36. L'article 11 du Tarif des douanes prévoit ce qui suit :

11. Pour l'interprétation des positions et sous-positions, il est tenu compte du Recueil des Avis de classement du Système harmonisé de désignation et de codification des marchandises et des Notes explicatives du Système harmonisé de désignation et de codification des marchandises et de leurs modifications, publiés par le Conseil de coopération douanière (Organisation mondiale des douanes).

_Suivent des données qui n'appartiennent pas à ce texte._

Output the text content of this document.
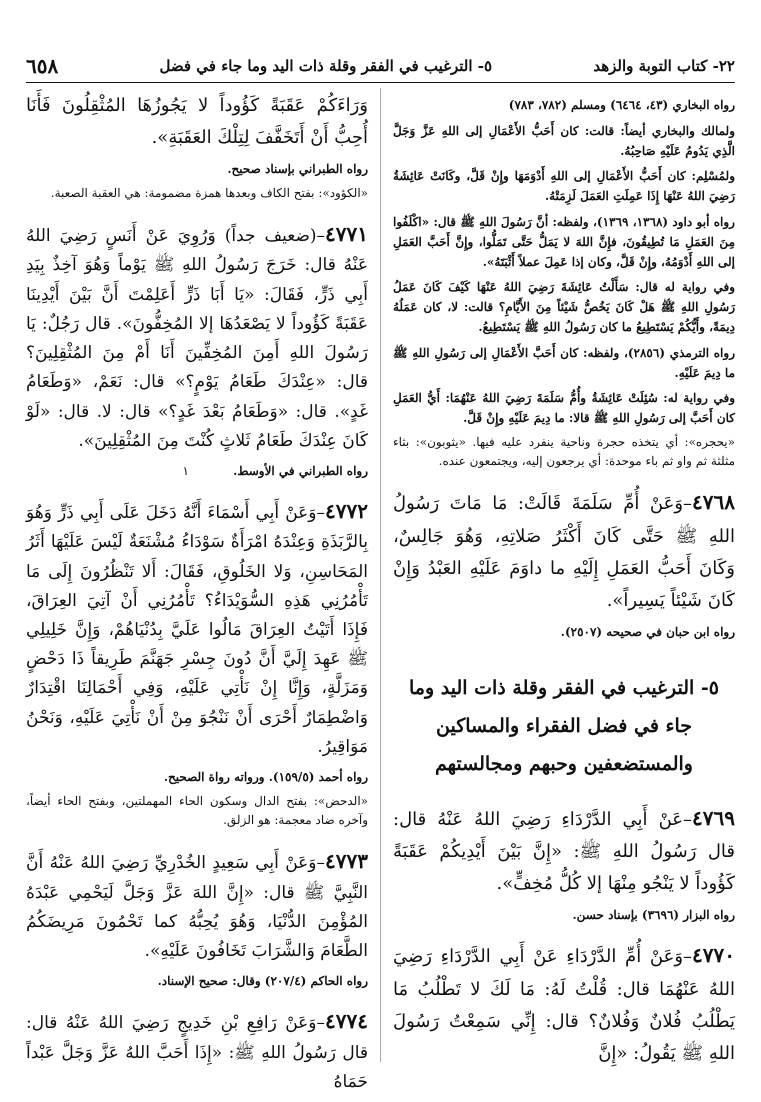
٢٢- كتاب التوبة والزهد
٥- الترغيب في الفقر وقلة ذات اليد وما جاء في فضل
٦٥٨
رواه البخاري (٤٣، ٦٤٦٤) ومسلم (٧٨٢، ٧٨٣)
ولمالك والبخاري أيضاً: قالت: كان أَحَبُّ الأَعْمَالِ إلى اللهِ عَزَّ وَجَلَّ الَّذِي يَدُومُ عَلَيْهِ صَاحِبُهُ.
ولمُسْلِم: كان أَحَبُّ الأَعْمَالِ إلى اللهِ أَدْوَمَهَا وإِنْ قَلَّ، وكَانَتْ عَائِشَةُ رَضِيَ اللهُ عَنْهَا إِذَا عَمِلَتِ العَمَلَ لَزِمَتْهُ.
رواه أبو داود (١٣٦٨، ١٣٦٩)، ولفظه: أنَّ رَسُولَ اللهِ ﷺ قال: «اكْلَفُوا مِنَ العَمَلِ مَا تُطِيقُونَ، فإِنَّ اللهَ لا يَمَلُّ حَتَّى تَمَلُّوا، وإِنَّ أَحَبَّ العَمَلِ إلى اللهِ أَدْوَمُهُ، وإِنْ قَلَّ، وكان إذا عَمِلَ عملاً أَثْبَتَهُ».
وفي رواية له قال: سَأَلْتُ عَائِشَةَ رَضِيَ اللهُ عَنْهَا كَيْفَ كَانَ عَمَلُ رَسُولِ اللهِ ﷺ هَلْ كَانَ يَخُصُّ شَيْئاً مِنَ الأَيَّامِ؟ قالت: لا، كان عَمَلُهُ دِيمَةً، وأَيُّكُمْ يَسْتَطِيعُ ما كان رَسُولُ اللهِ ﷺ يَسْتَطِيعُ.
رواه الترمذي (٢٨٥٦)، ولفظه: كان أَحَبَّ الأَعْمَالِ إلى رَسُولِ اللهِ ﷺ ما دِيمَ عَلَيْهِ.
وفي رواية له: سُئِلَتْ عَائِشَةُ وأُمُّ سَلَمَةَ رَضِيَ اللهُ عَنْهُمَا: أَيُّ العَمَلِ كان أَحَبَّ إلى رَسُولِ اللهِ ﷺ قالا: ما دِيمَ عَلَيْهِ وإِنْ قَلَّ.
«يحجره»: أي يتخذه حجرة وناحية ينفرد عليه فيها. «يثوبون»: بثاء مثلثة ثم واو ثم باء موحدة: أي يرجعون إليه، ويجتمعون عنده.

٤٧٦٨–وَعَنْ أُمِّ سَلَمَةَ قَالَتْ: مَا مَاتَ رَسُولُ اللهِ ﷺ حَتَّى كَانَ أَكْثَرُ صَلاتِهِ، وَهُوَ جَالِسٌ، وَكَانَ أَحَبُّ العَمَلِ إِلَيْهِ ما داوَمَ عَلَيْهِ العَبْدُ وَإِنْ كَانَ شَيْئاً يَسِيراً».

رواه ابن حبان في صحيحه (٢٥٠٧).
٥- الترغيب في الفقر وقلة ذات اليد وما جاء في فضل الفقراء والمساكين والمستضعفين وحبهم ومجالستهم

٤٧٦٩–عَنْ أَبِي الدَّرْدَاءِ رَضِيَ اللهُ عَنْهُ قال: قال رَسُولُ اللهِ ﷺ: «إِنَّ بَيْنَ أَيْدِيكُمْ عَقَبَةً كَؤُوداً لا يَنْجُو مِنْهَا إلا كُلُّ مُخِفٍّ».

رواه البزار (٣٦٩٦) بإسناد حسن.

٤٧٧٠–وَعَنْ أُمِّ الدَّرْدَاءِ عَنْ أَبِي الدَّرْدَاءِ رَضِيَ اللهُ عَنْهُمَا قال: قُلْتُ لَهُ: مَا لَكَ لا تَطْلُبُ مَا يَطْلُبُ فُلانٌ وَفُلانٌ؟ قال: إِنِّي سَمِعْتُ رَسُولَ اللهِ ﷺ يَقُولُ: «إِنَّ

وَرَاءَكُمْ عَقَبَةً كَؤُوداً لا يَجُوزُهَا المُثْقِلُونَ فَأَنَا أُحِبُّ أَنْ أَتَخَفَّفَ لِتِلْكَ العَقَبَةِ».

رواه الطبراني بإسناد صحيح.
«الكؤود»: بفتح الكاف وبعدها همزة مضمومة: هي العقبة الصعبة.

٤٧٧١–(ضعيف جداً) وَرُوِيَ عَنْ أَنَسٍ رَضِيَ اللهُ عَنْهُ قال: خَرَجَ رَسُولُ اللهِ ﷺ يَوْماً وَهُوَ آخِذٌ بِيَدِ أَبِي ذَرٍّ، فَقَالَ: «يَا أَبَا ذَرٍّ أَعَلِمْتَ أَنَّ بَيْنَ أَيْدِينَا عَقَبَةً كَؤُوداً لا يَصْعَدُهَا إلا المُخِفُّونَ». قال رَجُلٌ: يَا رَسُولَ اللهِ أَمِنَ المُخِفِّينَ أَنَا أَمْ مِنَ المُثْقِلِينَ؟ قال: «عِنْدَكَ طَعَامُ يَوْمٍ؟» قال: نَعَمْ، «وَطَعَامُ غَدٍ». قال: «وَطَعَامُ بَعْدَ غَدٍ؟» قال: لا. قال: «لَوْ كَانَ عِنْدَكَ طَعَامُ ثَلاثٍ كُنْتَ مِنَ المُثْقِلِينَ».

رواه الطبراني في الأوسط. ١

٤٧٧٢–وَعَنْ أَبِي أَسْمَاءَ أَنَّهُ دَخَلَ عَلَى أَبِي ذَرٍّ وَهُوَ بِالرَّبَذَةِ وَعِنْدَهُ امْرَأَةٌ سَوْدَاءُ مُشْنَعَةٌ لَيْسَ عَلَيْهَا أَثَرُ المَحَاسِنِ، وَلا الخَلُوقِ، فَقَالَ: أَلا تَنْظُرُونَ إِلَى مَا تَأْمُرُنِي هَذِهِ السُّوَيْدَاءُ؟ تَأْمُرُنِي أَنْ آتِيَ العِرَاقَ، فَإِذَا أَتَيْتُ العِرَاقَ مَالُوا عَلَيَّ بِدُنْيَاهُمْ، وَإِنَّ خَلِيلِي ﷺ عَهِدَ إِلَيَّ أَنَّ دُونَ جِسْرِ جَهَنَّمَ طَرِيقاً ذَا دَحْضٍ وَمَزَلَّةٍ، وَإِنَّا إِنْ نَأْتِي عَلَيْهِ، وَفِي أَحْمَالِنَا اقْتِدَارٌ وَاضْطِمَارٌ أَحْرَى أَنْ نَنْجُوَ مِنْ أَنْ نَأْتِيَ عَلَيْهِ، وَنَحْنُ مَوَاقِيرُ.

رواه أحمد (١٥٩/٥). ورواته رواة الصحيح.
«الدحض»: بفتح الدال وسكون الحاء المهملتين، وبفتح الحاء أيضاً، وآخره ضاد معجمة: هو الزلق.

٤٧٧٣–وَعَنْ أَبِي سَعِيدٍ الخُدْرِيِّ رَضِيَ اللهُ عَنْهُ أَنَّ النَّبِيَّ ﷺ قال: «إِنَّ اللهَ عَزَّ وَجَلَّ لَيَحْمِي عَبْدَهُ المُؤْمِنَ الدُّنْيَا، وَهُوَ يُحِبُّهُ كما تَحْمُونَ مَرِيضَكُمُ الطَّعَامَ وَالشَّرَابَ تَخَافُونَ عَلَيْهِ».

رواه الحاكم (٢٠٧/٤) وقال: صحيح الإسناد.

٤٧٧٤–وَعَنْ رَافِعِ بْنِ خَدِيجٍ رَضِيَ اللهُ عَنْهُ قال: قال رَسُولُ اللهِ ﷺ: «إِذَا أَحَبَّ اللهُ عَزَّ وَجَلَّ عَبْداً حَمَاهُ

37. Les Règles générales sont structurées en cascade. Si le classement d'un article ne peut être déterminé conformément à la Règle 1, il faut alors appliquer les règles suivantes, l'une après l'autre, jusqu'à ce qu'on arrive à la position ou à la sous-position qui donne la description la plus précise des marchandises. Les Règles canadiennes 57 précisent elles aussi que le classement des marchandises dans les numéros tarifaires est aussi déterminé en conformité avec les Règles générales.

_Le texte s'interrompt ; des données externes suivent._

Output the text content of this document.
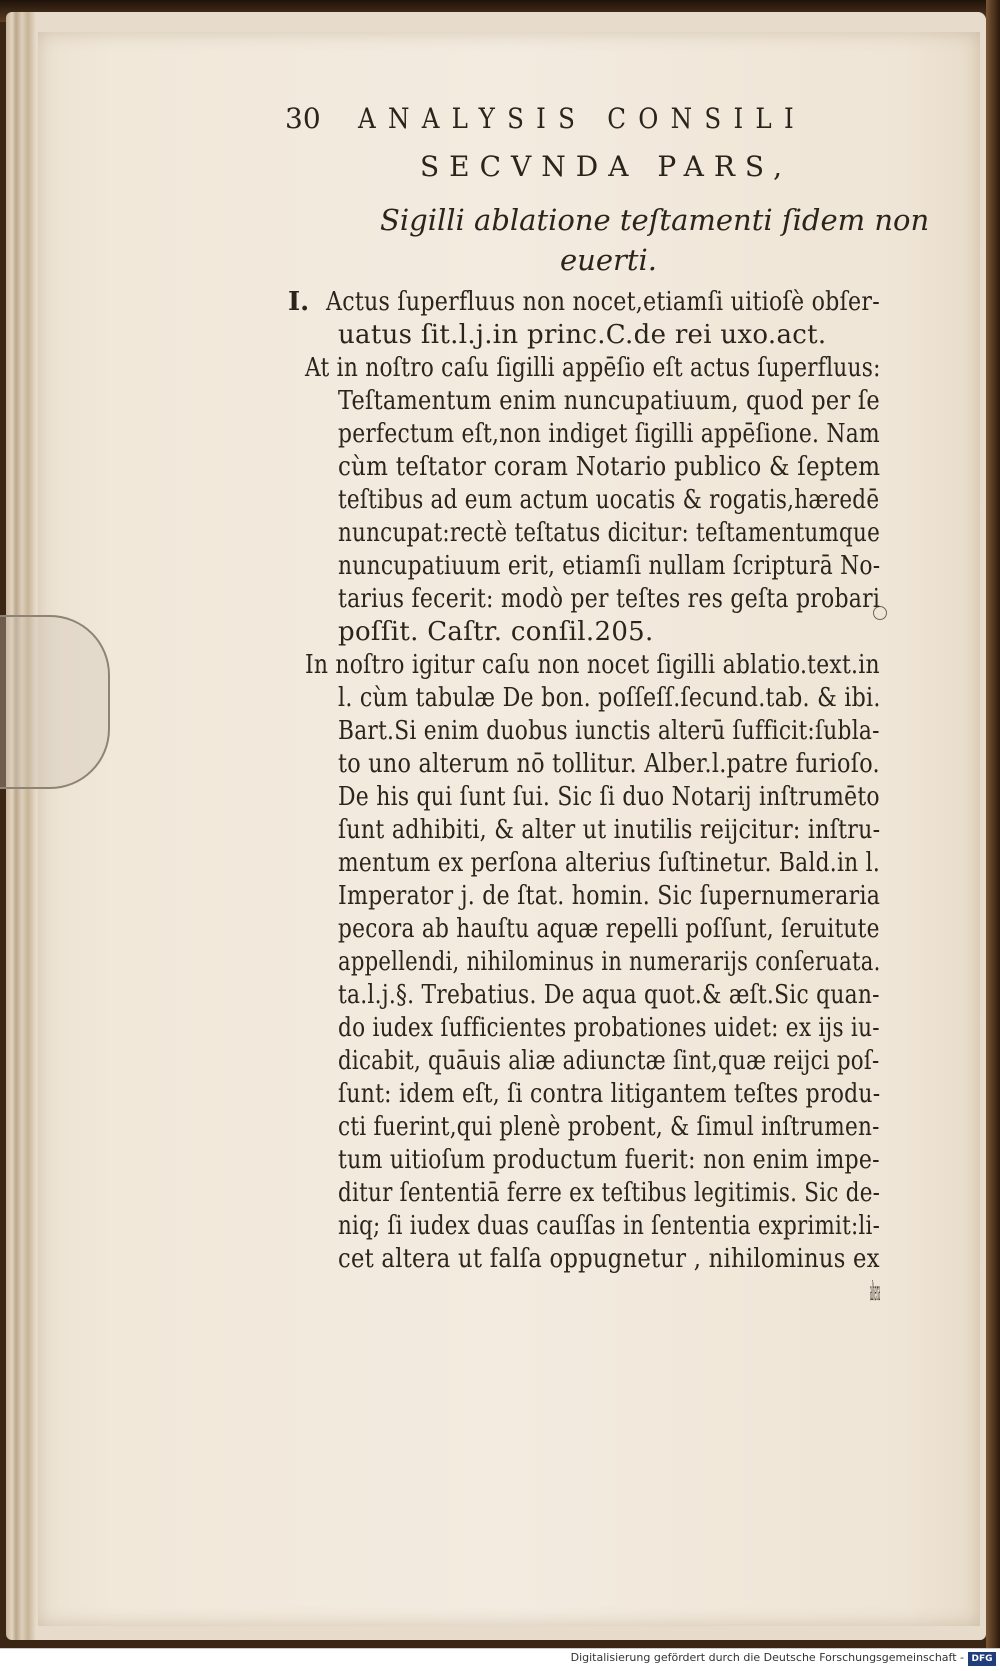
30 ANALYSIS CONSILI
SECVNDA PARS,
Sigilli ablatione teſtamenti ſidem non
euerti.
I. Actus ſuperfluus non nocet,etiamſi uitioſè obſer-
uatus ſit.l.j.in princ.C.de rei uxo.act.
At in noſtro caſu ſigilli appēſio eſt actus ſuperfluus:
Teſtamentum enim nuncupatiuum, quod per ſe
perfectum eſt,non indiget ſigilli appēſione. Nam
cùm teſtator coram Notario publico & ſeptem
teſtibus ad eum actum uocatis & rogatis,hæredē
nuncupat:rectè teſtatus dicitur: teſtamentumque
nuncupatiuum erit, etiamſi nullam ſcripturā No-
tarius fecerit: modò per teſtes res geſta probari
poſſit. Caſtr. conſil.205.
In noſtro igitur caſu non nocet ſigilli ablatio.text.in
l. cùm tabulæ De bon. poſſeſſ.ſecund.tab. & ibi.
Bart.Si enim duobus iunctis alterū ſufficit:ſubla-
to uno alterum nō tollitur. Alber.l.patre furioſo.
De his qui ſunt ſui. Sic ſi duo Notarij inſtrumēto
ſunt adhibiti, & alter ut inutilis reijcitur: inſtru-
mentum ex perſona alterius ſuſtinetur. Bald.in l.
Imperator j. de ſtat. homin. Sic ſupernumeraria
pecora ab hauſtu aquæ repelli poſſunt, ſeruitute
appellendi, nihilominus in numerarijs conſeruata.
ta.l.j.§. Trebatius. De aqua quot.& æſt.Sic quan-
do iudex ſufficientes probationes uidet: ex ijs iu-
dicabit, quāuis aliæ adiunctæ ſint,quæ reijci poſ-
ſunt: idem eſt, ſi contra litigantem teſtes produ-
cti fuerint,qui plenè probent, & ſimul inſtrumen-
tum uitioſum productum fuerit: non enim impe-
ditur ſententiā ferre ex teſtibus legitimis. Sic de-
niq; ſi iudex duas cauſſas in ſententia exprimit:li-
cet altera ut falſa oppugnetur , nihilominus ex
altera
Digitalisierung gefördert durch die Deutsche Forschungsgemeinschaft - DFG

38. L'ASFC et Producteurs Laitiers du Canada ont soutenu que la question du classement peut en l'espèce être tranchée par l'application de la seule Règle 1 des Règles générales, puisque le produit en cause est incontestablement composé de rien d'autre que de composants naturels du lait au sens de la position no 04.04. Cette position dénomme les « produits consistant en composants naturels du lait [. . .] non dénommés ni compris ailleurs ». Les Notes explicatives de la position no 04.04 précisent que les produits de composition autre que celle du produit naturel, c.-à-d. le lait, sont également compris dans la position, pour autant qu'ils ne soient pas visés plus spécifiquement ailleurs. L'analyse chimique du PROMILK 872 B n'a pas fait l'objet de litige.

39. Toutes les parties ont reconnu que le PROMILK 872 B est un produit consistant en composants naturels du lait et que les composants se trouvent dans des proportions différentes de celles qui se trouvent dans le lait. Advidia a admis que le produit en cause répond à la description ci-dessus. Toutefois, une lecture attentive fait ressortir que le Tribunal doit aussi aller au-delà des termes de la position susmentionnée même si le produit entre manifestement dans sa portée. La position ne s'applique qu'aux « produits consistant en composants naturels du lait [. . .] non dénommés ni compris ailleurs » (soulignement ajouté). Le deuxième paragraphe des Notes explicatives de la position no 04.04 précise que cette position couvre les produits « pour autant qu'ils ne soient pas visés plus spécifiquement ailleurs » (soulignement ajouté).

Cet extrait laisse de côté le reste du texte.